Confirmation bias and our social media bubble interact to create a personalized and distorted echo chamber that, without fact checking, can drift away far from the truth. 

Russia is currently exploiting this by using our biases against us. Russian bots sow discord in our newsfeed by injecting false information, essentially hacking our minds by feeding us information that polarizes us.

Users of Facebook and Twitter often consider themselves “citizen journalists,” yet they do not take the necessary time to source information and ground their opinions in objective truth.

The result is millions of individuals not being able to agree on a shared reality and an electorate that is increasingly ill-informed. Our enemies are seeing this play out with discord that spans the political spectrum. 

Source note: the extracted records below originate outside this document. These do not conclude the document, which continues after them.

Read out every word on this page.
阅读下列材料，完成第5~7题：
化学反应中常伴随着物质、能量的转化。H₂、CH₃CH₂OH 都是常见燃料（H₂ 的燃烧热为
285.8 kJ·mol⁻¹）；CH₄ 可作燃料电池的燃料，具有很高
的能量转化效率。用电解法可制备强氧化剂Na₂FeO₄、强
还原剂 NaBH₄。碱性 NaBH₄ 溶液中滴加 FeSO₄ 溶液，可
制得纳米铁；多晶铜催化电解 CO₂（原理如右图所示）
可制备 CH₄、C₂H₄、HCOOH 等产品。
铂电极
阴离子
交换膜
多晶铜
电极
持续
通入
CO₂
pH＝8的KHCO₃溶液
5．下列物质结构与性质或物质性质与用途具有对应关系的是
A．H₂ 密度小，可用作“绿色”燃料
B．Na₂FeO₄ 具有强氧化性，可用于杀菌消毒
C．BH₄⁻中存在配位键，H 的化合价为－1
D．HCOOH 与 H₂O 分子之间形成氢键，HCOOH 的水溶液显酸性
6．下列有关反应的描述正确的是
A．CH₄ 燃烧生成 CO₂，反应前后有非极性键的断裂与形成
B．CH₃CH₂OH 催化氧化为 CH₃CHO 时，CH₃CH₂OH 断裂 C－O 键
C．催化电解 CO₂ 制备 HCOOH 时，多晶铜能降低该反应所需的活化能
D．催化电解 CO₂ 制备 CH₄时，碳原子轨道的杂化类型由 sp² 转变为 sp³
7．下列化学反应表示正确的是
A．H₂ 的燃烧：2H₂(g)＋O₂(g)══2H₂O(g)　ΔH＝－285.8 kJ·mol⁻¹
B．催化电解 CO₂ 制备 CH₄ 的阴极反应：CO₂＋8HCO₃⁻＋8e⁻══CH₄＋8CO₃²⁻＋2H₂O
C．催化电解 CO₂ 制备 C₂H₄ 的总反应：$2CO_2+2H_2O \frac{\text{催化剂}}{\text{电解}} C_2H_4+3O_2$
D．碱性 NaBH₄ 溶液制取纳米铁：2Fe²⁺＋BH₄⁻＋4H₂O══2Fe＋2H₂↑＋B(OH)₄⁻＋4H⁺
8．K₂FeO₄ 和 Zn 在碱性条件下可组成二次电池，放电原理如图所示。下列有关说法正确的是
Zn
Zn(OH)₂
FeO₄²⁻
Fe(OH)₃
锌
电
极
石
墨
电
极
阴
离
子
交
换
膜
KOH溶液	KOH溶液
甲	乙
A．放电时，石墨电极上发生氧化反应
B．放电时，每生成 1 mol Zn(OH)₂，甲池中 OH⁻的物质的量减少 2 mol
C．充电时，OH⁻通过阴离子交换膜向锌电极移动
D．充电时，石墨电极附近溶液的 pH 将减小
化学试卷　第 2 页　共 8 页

So how do we combat the fake news epidemic in the absence of swift and decisive action by Facebook and Twitter? We start with awareness. Confirmation bias is less effective when we know it exists and we approach all news stories with skepticism.

We need to use our Facebook and Twitter accounts responsibly, sharing only the news that we have taken the time to fact check through independent, third-party fact-checkers. We should triangulate our sources of information, seeking information outside of our echo chamber. This is what any responsible journalist does while writing a story. 

Curating the news that we put on our wall will help stem the dissemination of false news. The next time your best friend posts a story from a questionable source, go to a third-party fact-checker and verify it before liking, commenting or sharing it on your wall.

Do not post information you know to be fake, even if you are debunking it. This gives the fake news more views which, in turn, will result in a subset of the population believing it.

Social media has given us the power to disseminate information quickly to our corner of the world and with that comes great responsibility. It is not hyperbole to state that the future of our democracy is at stake.

Randall Minas is the Hon Kau and Alice Lee Faculty fellow and assistant professor in the Information Technology Management Department at the Shidler College of Business at the University of Hawai’i at Manoa.